L’UMANESIMO

L’umanesimo è un aspetto del rinascimento, legato a due fattori: le humane litterae e l’humanitas.
Di questi due fattori possiamo anche individuare due radici etimologiche – latine – dell’umanesimo.

HUMANE LITTERAE = richiama il rinnovato interesse nel 400 per la letteratura e la lingua latina in primis, ma anche per quella greca.
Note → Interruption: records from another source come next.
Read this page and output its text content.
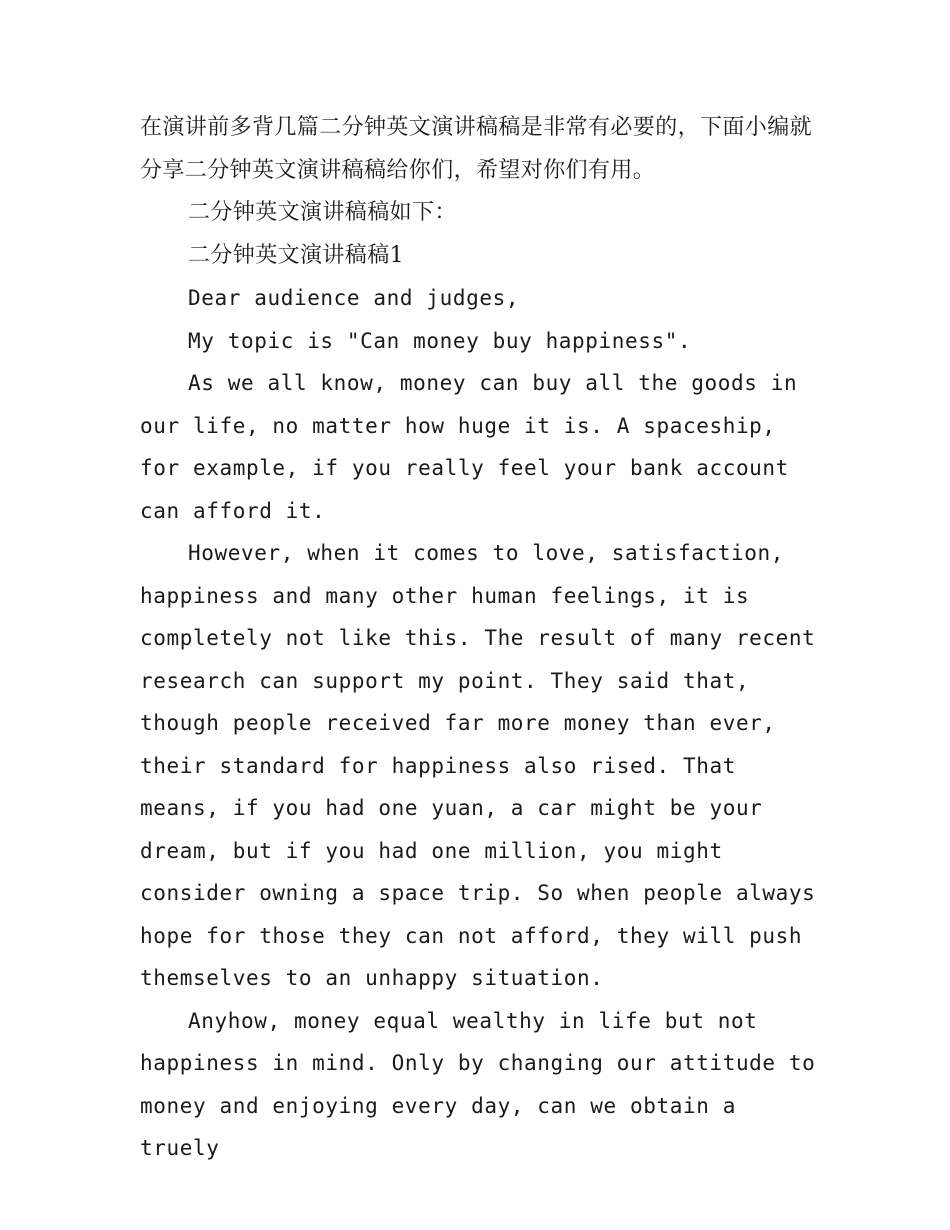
在演讲前多背几篇二分钟英文演讲稿稿是非常有必要的，下面小编就分享二分钟英文演讲稿稿给你们，希望对你们有用。

二分钟英文演讲稿稿如下：

二分钟英文演讲稿稿1

Dear audience and judges,

My topic is "Can money buy happiness".

As we all know, money can buy all the goods in our life, no matter how huge it is. A spaceship, for example, if you really feel your bank account can afford it.

However, when it comes to love, satisfaction, happiness and many other human feelings, it is completely not like this. The result of many recent research can support my point. They said that, though people received far more money than ever, their standard for happiness also rised. That means, if you had one yuan, a car might be your dream, but if you had one million, you might consider owning a space trip. So when people always hope for those they can not afford, they will push themselves to an unhappy situation.

Anyhow, money equal wealthy in life but not happiness in mind. Only by changing our attitude to money and enjoying every day, can we obtain a truely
C’è infatti un ritorno al latino classico, quello di Cicerone, diverso da quello ecclesiastico. Per quanto riguarda il greco invece, che fu abbandonato nel medioevo, si cerca di recuperare la conoscenza linguistica e i testi in lingua originale; nasce così la filologia, ovvero quella scienza che ha lo scopo di recuperare i testi che giacevano dimenticati nelle biblioteche dei monasteri perché giudicati eretici ma anche di riportare i testi alla loro edizione originaria, cioè depurarli da tutti gli errori commessi dagli amanuensi dei monasteri e dai loro commenti aggiunti al testo , ma anche dal significato religioso che spesso gli amanuensi gli attribuivano volendoli trascrivere in chiave religiosa. Però nella foga di riportare il testo alla forma originaria, si commetteva un errore simile in quanto si dava spesso troppa importanza alla forma e non al contenuto (quindi magari alcune opere con una forma peggiore ma con un contenuto più sostanzioso venivano scartate lo stesso).

HUMANITAS = ha il significato di umanità, ma non inteso come l’insieme degli uomini ma l’insieme delle caratteristiche specifiche dell’uomo che lo differenziano dagli altri esseri, in quanto l’uomo ha una sua specificità, ha caratteristiche peculiari che appartengono solo a lui. Si differenzia da una parte dal mondo animale in positivo, in quanto l’humanitas lo rende superiore con l’intelletto, la volontà ect, dall’alta parte con Dio, dove l’uomo è inferiore, di conseguenza l’humanitas è un limite rispetto a Dio. Questo concetto pone l’uomo al centro dell’universo e introduce quindi alla visione antropocentrica della vita, che vede l’uomo artefice del proprio destino e in grado di autodeterminarsi con le proprie forze e la sua vita terrena non è più di passaggio, finalizzata solo a quella ultraterrena; nel medioevo invece troviamo una visione teocentrica, dove tutto era finalizzato solo alla vita ultraterrena ed al centro del mondo c‘era Dio. Si capisce infatti che l’uomo, oltre a dover andare un giorno nell’aldilà, vive soprattutto nell’aldiquà e si deve esprimere lavorando e conquistando la natura.
Mettere l’uomo al centro non significa però svalutare Dio, che è infatti il vertice dell’universo. L’uomo è elemento medio tra mondo inferiore e mondo superiore perché è sia corpo (che è elemento in comune con le bestie) ma ha anche un’anima (elemento che lo fa tendere verso l’essere superiore. Ritroviamo quindi una gerarchia ontologica, come in Plotino. Humanitas è quindi l’elemento medio tra divinitas (caratteristiche tipiche di Dio) e la feritas (caratteristiche tipiche delle bestie).

L’umanesimo fu espressione della borghesia, che era una classe attiva e in via di sviluppo.
Tutti i filosofi di questo periodo tenteranno di rispondere alla domanda: cos’è che distingue l’uomo da tutto il resto?